2. How the offense feeds off defensive execution
Speaking of the game in Jacksonville, it was quite the day for the defense. They managed four takeaways in the game, giving the offense extra possessions to run up the score. They even scored a touchdown of their own – taking the pressure off the offense.
"We, as an offense, trust in those guys," Leftwich said of the defense. "Me personally, I trust in Todd Bowles. We never view it as anything such like that – we view it as one team. We view it as we're always in this thing together. We've got to play well together for us to win football games [and] we know that. We never separate sides of the ball like that where you begin to think like that. We trust in the building, we trust in the room and we trust in the locker room. That's the way we go about our business."
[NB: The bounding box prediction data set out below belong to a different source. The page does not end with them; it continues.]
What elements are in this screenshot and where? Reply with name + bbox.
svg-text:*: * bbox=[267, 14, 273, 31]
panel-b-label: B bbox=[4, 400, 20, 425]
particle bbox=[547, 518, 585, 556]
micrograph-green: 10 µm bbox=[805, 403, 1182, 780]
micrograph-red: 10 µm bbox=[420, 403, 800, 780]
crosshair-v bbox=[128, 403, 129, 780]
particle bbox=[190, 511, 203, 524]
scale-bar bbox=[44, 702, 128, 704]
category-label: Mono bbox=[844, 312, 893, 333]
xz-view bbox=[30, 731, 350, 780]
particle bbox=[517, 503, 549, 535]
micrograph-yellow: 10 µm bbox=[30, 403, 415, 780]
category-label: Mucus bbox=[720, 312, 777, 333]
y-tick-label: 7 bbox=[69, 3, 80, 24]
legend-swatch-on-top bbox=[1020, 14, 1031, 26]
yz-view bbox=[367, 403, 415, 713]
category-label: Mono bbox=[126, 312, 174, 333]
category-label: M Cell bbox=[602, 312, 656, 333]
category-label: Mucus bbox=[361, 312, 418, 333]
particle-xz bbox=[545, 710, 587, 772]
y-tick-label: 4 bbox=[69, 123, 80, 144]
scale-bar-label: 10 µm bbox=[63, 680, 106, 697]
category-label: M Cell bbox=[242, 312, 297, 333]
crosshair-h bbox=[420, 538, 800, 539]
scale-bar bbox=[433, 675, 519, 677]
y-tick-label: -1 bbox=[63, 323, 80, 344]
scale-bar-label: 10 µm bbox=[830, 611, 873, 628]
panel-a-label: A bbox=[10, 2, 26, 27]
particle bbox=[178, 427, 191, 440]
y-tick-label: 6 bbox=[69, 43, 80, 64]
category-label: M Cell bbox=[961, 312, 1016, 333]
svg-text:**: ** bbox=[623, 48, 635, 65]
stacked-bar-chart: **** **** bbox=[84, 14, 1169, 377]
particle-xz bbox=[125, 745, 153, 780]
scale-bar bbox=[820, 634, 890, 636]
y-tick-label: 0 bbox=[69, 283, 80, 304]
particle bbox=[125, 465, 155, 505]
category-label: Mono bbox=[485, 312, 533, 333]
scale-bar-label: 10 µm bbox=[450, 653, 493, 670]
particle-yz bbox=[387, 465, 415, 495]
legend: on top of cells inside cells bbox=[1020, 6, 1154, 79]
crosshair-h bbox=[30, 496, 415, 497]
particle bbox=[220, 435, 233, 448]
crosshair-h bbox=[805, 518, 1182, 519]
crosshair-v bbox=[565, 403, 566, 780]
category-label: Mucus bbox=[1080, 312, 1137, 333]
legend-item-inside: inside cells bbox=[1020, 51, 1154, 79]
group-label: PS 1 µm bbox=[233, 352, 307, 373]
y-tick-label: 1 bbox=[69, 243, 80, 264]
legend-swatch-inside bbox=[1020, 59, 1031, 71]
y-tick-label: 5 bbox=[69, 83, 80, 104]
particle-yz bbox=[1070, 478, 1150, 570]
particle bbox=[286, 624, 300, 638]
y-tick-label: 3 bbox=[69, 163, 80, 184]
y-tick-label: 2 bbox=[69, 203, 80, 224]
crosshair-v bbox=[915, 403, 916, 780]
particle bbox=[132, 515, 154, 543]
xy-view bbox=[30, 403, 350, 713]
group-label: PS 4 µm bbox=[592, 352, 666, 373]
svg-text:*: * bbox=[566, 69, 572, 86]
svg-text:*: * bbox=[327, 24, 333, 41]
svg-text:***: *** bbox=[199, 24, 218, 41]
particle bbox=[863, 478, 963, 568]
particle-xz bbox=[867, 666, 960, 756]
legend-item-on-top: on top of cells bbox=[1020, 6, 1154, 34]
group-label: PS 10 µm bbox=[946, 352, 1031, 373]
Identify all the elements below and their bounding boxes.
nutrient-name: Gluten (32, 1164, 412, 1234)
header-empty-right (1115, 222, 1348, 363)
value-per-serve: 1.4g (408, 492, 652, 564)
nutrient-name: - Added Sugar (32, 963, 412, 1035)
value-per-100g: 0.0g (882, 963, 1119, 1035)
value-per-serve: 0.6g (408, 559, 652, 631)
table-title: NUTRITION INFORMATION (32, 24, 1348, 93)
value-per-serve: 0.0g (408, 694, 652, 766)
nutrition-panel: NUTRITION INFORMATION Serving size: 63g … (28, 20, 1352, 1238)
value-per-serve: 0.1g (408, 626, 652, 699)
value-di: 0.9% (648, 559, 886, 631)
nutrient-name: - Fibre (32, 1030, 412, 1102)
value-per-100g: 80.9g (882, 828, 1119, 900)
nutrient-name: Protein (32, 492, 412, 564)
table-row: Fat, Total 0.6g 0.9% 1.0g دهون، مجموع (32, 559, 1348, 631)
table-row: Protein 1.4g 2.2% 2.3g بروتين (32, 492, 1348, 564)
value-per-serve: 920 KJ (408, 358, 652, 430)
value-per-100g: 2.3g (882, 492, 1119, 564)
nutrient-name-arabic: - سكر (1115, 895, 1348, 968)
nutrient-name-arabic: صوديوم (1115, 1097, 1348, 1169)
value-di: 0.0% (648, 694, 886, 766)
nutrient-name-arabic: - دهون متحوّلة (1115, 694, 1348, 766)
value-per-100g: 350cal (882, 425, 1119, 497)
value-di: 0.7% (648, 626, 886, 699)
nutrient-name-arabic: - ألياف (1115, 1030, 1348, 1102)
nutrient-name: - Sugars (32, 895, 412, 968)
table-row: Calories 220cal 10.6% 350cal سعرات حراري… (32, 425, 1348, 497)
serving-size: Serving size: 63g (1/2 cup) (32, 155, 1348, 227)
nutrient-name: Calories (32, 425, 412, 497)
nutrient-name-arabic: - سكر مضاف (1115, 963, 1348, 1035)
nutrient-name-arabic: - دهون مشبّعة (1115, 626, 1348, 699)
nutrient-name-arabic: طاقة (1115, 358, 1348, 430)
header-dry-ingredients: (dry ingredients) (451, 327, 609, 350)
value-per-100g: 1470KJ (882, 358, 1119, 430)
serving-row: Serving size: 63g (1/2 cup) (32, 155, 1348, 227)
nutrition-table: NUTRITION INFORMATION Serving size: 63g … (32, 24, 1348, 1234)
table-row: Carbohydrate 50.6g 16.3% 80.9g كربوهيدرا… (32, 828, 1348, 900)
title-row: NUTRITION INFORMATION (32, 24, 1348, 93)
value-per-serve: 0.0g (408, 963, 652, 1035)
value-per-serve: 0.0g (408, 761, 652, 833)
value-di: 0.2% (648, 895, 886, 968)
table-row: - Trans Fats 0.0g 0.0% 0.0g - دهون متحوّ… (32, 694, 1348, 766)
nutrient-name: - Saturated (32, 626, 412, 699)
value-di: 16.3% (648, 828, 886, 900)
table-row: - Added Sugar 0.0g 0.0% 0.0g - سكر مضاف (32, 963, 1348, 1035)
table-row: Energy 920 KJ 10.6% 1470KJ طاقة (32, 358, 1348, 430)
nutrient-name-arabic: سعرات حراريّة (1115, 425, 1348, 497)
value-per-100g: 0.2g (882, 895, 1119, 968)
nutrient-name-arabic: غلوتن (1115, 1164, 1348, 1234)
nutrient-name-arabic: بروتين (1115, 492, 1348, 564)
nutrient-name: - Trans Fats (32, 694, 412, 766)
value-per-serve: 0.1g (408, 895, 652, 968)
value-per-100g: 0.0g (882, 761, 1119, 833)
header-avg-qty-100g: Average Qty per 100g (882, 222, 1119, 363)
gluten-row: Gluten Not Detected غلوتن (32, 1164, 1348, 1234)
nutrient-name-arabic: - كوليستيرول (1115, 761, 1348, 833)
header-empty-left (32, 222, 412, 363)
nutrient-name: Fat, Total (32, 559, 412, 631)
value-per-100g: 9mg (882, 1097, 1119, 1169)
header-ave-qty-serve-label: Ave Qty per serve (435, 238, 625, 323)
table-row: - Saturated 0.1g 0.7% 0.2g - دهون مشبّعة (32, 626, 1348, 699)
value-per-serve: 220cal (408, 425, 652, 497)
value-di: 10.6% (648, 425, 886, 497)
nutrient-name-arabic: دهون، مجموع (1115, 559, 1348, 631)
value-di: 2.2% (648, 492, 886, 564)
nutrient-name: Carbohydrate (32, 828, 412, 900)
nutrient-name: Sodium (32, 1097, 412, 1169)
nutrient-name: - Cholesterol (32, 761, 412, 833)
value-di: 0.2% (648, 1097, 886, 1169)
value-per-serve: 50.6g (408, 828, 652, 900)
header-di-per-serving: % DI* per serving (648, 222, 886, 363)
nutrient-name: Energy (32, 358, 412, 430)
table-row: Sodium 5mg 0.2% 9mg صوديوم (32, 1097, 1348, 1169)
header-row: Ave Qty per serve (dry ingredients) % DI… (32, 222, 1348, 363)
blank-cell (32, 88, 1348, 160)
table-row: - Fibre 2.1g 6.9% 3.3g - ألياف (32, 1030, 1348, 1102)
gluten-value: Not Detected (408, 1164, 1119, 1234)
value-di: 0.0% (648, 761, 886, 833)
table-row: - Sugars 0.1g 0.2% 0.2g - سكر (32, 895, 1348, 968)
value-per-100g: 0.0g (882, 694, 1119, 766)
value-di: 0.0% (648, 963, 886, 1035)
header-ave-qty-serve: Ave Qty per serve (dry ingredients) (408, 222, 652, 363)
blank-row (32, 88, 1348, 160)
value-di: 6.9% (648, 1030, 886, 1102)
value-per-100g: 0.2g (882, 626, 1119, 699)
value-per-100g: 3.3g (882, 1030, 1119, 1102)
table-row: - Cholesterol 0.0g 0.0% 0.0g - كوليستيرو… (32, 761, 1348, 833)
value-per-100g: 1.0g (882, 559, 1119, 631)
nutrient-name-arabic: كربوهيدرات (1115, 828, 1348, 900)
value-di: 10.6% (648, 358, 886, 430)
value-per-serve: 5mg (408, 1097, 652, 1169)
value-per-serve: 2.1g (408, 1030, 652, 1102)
3. What he thinks of the run-pass balance
It's no secret the Bucs are a passing team. You don't have the fourth-ranked passing offense in the league without emphasizing the air game. But there are a multitude of benefits to running the ball and having a balanced offense- one being that it keeps the opposing defense guessing. Specifically, Leftwich was asked if 30 rushing attempts is satisfactory as a goal each game, to which he had this to say:
"I don't think of it as a number," Leftwich explained. "I just go through the game. I never could really tell you how many attempts we have until after a game. I'm never looking for a certain amount of attempts. I'm just running the ball, calling the game [and] trying to call the best plays for us to win football games – that's how I kind of see it. Sometimes you can win the game with 20 attempts, sometimes you can win the game with 37 attempts – whatever it takes to win the football game, that's what we are going to try to do."